You can watch it on Tom Daniel's channel here. 


  1. I remember having read a review of Memsahib on Greta's blog a few years back - and hadn't known of any film till then which featured Shammi in a negative role. I'd mostly forgotten about the plot of this film (even though I remembered who starred in it), but it sounds good. And eye-candy zindabad! :-D Meena Kumari and Shammi look so fabulous.

  2. Shammi Kapoor is absolutely brilliant in this film,as he plays a purely villainous character who has no compunctions. It is also refreshing to see Meena Kumari sans her "self-sacrificing" and "typical bharatiya nari" persona.

  3. Yes, he was. And it makes you realise how much more he was capable of than just singing lovely songs in the vales of Kashmir.

  4. I've seen this, though I've forgotten the ending, or rather the plot movements. I know who ends up with who, though :-)

    Of course I like Meena Kumari very much in every role. She did justice to all of them - in my eyes. Here too she was great, and absolutely charming. She looks wonderful with Shammi. And all those 'western' clothes :-D

    I was thoroughly amused by the matrimonial ad and the line of interviewee suitors.

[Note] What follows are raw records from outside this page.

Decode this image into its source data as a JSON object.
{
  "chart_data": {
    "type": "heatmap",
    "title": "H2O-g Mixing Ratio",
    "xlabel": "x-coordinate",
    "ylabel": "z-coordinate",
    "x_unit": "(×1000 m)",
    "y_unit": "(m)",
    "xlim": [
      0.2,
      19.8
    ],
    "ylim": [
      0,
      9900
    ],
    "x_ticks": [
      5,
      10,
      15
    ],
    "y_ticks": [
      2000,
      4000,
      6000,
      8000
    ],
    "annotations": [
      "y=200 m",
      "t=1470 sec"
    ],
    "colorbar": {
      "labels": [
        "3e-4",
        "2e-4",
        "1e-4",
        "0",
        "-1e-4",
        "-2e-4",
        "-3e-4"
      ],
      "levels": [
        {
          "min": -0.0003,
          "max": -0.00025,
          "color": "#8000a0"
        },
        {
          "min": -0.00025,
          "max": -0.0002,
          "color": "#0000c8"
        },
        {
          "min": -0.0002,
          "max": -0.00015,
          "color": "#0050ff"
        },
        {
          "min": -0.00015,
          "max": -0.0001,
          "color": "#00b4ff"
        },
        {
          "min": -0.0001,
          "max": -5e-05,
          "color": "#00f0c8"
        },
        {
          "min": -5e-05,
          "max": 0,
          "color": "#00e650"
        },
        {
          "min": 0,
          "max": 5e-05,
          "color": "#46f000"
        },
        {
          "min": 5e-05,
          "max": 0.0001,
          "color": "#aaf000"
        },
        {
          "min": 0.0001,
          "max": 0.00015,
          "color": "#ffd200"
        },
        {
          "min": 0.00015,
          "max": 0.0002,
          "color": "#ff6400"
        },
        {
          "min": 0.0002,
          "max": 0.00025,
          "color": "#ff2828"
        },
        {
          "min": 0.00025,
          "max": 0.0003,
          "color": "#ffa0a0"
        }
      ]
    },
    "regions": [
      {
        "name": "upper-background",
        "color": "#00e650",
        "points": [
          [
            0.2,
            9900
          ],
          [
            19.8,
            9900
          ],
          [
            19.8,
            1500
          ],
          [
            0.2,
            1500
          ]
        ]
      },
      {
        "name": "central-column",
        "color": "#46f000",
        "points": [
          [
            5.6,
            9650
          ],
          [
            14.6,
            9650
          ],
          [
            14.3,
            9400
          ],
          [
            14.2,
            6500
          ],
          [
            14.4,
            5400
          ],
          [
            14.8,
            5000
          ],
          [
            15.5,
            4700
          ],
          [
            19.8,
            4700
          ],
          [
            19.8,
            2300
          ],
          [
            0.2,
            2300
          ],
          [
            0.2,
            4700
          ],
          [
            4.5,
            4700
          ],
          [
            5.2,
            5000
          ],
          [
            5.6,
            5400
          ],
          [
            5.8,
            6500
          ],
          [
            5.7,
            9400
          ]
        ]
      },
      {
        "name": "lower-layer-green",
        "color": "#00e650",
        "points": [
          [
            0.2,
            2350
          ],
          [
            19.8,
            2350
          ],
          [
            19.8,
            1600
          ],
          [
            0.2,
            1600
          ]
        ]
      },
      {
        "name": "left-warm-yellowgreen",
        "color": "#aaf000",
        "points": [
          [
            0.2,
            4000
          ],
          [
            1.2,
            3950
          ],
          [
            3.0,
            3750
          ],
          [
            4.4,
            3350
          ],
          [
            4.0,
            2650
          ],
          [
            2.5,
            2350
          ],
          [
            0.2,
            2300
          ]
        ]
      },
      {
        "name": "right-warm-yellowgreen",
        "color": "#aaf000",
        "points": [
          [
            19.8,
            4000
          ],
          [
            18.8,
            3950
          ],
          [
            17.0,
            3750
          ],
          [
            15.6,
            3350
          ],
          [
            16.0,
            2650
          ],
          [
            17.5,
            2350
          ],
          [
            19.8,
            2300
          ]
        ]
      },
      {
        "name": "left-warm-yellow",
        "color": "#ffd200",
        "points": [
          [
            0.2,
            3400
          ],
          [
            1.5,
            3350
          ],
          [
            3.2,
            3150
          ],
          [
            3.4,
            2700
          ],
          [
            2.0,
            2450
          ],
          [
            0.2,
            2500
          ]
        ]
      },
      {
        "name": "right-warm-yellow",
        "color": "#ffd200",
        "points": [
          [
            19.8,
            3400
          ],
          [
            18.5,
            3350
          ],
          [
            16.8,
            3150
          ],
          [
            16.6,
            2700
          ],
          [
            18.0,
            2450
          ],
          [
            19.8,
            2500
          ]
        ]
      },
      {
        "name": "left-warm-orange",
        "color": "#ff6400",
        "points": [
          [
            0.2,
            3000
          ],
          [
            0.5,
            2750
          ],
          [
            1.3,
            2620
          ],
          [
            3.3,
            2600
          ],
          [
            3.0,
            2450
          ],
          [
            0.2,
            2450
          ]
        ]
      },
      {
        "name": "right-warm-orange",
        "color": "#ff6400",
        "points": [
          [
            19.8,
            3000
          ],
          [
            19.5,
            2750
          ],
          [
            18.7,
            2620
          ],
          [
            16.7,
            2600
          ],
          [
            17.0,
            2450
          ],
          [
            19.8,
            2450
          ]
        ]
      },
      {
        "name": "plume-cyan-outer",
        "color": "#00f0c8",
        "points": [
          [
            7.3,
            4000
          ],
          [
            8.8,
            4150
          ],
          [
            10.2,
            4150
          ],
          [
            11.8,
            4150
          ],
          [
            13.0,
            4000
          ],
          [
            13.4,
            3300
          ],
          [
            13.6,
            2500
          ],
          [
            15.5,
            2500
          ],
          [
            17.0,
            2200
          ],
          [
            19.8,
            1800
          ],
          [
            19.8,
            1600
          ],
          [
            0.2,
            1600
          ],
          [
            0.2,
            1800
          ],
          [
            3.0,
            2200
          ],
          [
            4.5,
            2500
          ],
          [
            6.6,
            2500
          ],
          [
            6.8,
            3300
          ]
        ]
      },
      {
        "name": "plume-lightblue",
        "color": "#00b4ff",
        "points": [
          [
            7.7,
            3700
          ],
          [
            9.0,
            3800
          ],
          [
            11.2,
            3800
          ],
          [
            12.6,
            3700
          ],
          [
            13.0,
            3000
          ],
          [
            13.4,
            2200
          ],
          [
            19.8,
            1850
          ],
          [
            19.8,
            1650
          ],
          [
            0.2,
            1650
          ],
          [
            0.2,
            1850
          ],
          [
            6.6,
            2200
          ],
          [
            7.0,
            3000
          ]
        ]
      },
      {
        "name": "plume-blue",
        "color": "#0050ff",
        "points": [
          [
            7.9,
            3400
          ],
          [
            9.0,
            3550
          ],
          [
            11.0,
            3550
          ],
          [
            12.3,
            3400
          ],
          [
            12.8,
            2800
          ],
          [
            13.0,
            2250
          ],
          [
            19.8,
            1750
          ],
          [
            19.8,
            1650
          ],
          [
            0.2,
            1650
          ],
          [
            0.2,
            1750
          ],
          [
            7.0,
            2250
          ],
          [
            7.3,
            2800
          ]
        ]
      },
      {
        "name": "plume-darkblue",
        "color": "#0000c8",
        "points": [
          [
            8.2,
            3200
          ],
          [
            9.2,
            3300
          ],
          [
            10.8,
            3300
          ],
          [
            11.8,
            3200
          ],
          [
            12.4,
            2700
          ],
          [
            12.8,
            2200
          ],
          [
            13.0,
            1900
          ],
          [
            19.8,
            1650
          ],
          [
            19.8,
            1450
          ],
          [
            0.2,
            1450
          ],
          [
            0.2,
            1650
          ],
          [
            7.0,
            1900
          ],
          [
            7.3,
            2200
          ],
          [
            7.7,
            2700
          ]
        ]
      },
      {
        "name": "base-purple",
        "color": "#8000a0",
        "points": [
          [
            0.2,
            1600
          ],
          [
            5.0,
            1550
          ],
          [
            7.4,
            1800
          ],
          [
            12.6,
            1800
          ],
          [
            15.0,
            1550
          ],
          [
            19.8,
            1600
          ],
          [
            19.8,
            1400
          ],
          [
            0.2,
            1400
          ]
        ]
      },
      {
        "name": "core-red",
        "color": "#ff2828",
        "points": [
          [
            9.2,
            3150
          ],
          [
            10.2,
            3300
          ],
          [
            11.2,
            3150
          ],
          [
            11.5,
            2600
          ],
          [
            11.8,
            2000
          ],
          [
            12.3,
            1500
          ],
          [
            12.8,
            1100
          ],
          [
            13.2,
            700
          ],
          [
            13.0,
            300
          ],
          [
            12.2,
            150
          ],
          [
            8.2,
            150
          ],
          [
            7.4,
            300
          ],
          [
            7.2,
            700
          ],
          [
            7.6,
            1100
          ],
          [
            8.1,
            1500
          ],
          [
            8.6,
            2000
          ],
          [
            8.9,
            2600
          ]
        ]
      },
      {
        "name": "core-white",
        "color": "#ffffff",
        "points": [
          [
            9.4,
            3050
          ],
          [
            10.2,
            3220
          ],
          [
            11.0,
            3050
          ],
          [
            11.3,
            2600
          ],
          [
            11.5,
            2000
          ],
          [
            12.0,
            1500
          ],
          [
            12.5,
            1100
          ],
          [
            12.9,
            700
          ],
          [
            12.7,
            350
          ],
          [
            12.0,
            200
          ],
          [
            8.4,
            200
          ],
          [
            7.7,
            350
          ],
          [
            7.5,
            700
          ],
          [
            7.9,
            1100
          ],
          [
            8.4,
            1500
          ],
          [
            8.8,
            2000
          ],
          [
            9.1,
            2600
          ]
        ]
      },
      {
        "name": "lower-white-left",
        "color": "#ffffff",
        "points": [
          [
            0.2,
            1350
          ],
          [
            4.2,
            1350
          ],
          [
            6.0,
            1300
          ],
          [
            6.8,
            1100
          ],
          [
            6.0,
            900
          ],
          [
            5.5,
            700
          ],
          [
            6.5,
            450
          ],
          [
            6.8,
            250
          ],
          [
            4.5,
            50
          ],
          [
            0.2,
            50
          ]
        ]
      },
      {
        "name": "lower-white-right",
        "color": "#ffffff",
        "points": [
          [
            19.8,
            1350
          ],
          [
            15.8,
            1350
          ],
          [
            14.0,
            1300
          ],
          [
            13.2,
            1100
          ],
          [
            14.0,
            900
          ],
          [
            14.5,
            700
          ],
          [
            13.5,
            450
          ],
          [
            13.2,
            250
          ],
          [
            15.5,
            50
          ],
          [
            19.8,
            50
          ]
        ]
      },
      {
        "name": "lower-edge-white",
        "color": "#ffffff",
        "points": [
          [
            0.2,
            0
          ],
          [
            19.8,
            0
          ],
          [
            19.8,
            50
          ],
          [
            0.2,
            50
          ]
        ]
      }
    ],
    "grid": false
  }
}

As you say they were all very restrained, especially Kishore Kumar who was the king of OTT with his bufoonery.

    Thanks Anu. Your review made me revisit the songs. They are quite lovely.

  5. Of course I like Meena Kumari very much in every role
    You and me, both, pacifist. :)

  6. We need more such screen daddies (uncles)!
    The film sounds really good! we need more such characters in Hindi films!

    "I wonder why she
    ended up with the ‘Tragedy Queen’ tag. Nargis, or even Nutan, fit that
    description so much better."

    It depends on which films did well at the box-offfice.
    Nargis is remembered for her Raj Kapoor films and Nutan for her frolicky Dev films. Naturally also for Sujata and Bandini, but she is not suffering all the time and in Seema she is suffering but she stands up for herself.
    So there goes the tag of the Tragedienne to Meena Kumari.
    Maybe you should start a "Save Meena Kumari from Tragedy Queen Tag" project on your blog

  7. But he could sell the latter talent better than the former

  8. Laughing at the new project you have found for me, Harvey. You are wicked! But yes, I think I will begin a 'Save Meena Kumari' project; I'm sure pacifist will help me.

  9. Yes, Harvey, you are right once again. But it still is a shame. :)

  10. And I'll join you in this Anu.
    I read somewhere that it was the great success of Baiju Bawra which earned her this title.
    Later on when she matured her roles were downright serious (means sad).

    The most unfair thing about all this is that even when she cries at someones death (for instance her father's) she's called weepy.

    Almost every heroine cries a couple of times in every film especially in the second half where she's more often than not having a misunderstanding or a huge obstacle in the way re: the hero.

    I also don't understand this intolerance towards 'tears/sadness'. :-/

    **Getting down from the soap box - with a determined look**

  11. The most unfair thing about all this is that even when she cries at
    someones death (for instance her father's) she's called weepy.

    I think the issue here is that once they gave her the tag, every time her eyes filled with tears, they took notice of the fact. I personally think that Nargis for instance, acted in more weepy, martyred films than Meena ever did. And that Nutan did far more regressive roles in the latter half of her career than Meena. But once the label is stuck on you, you are finished! :(

    We definitely do need to start a 'Clear Meena Kumari's name' andolan!

  12. I did not know about this one, sounds interesting what with Meena Kumari not in her usual tragedy queen role, and Shammi Kapoor as the villain. The story sort of fits in even today that is in 2013. I found some parts of it on You Tube, let me see whether I can find the time to catch it.

  13. Ah, that is what pacifist and I were groaning about - Meena Kumari did not usually have tragedy queen roles. Not any more than most of her contemporaries anyway. It's a shame that that tag shadows her immense range. Yes, do watch this one as well - it's a good film.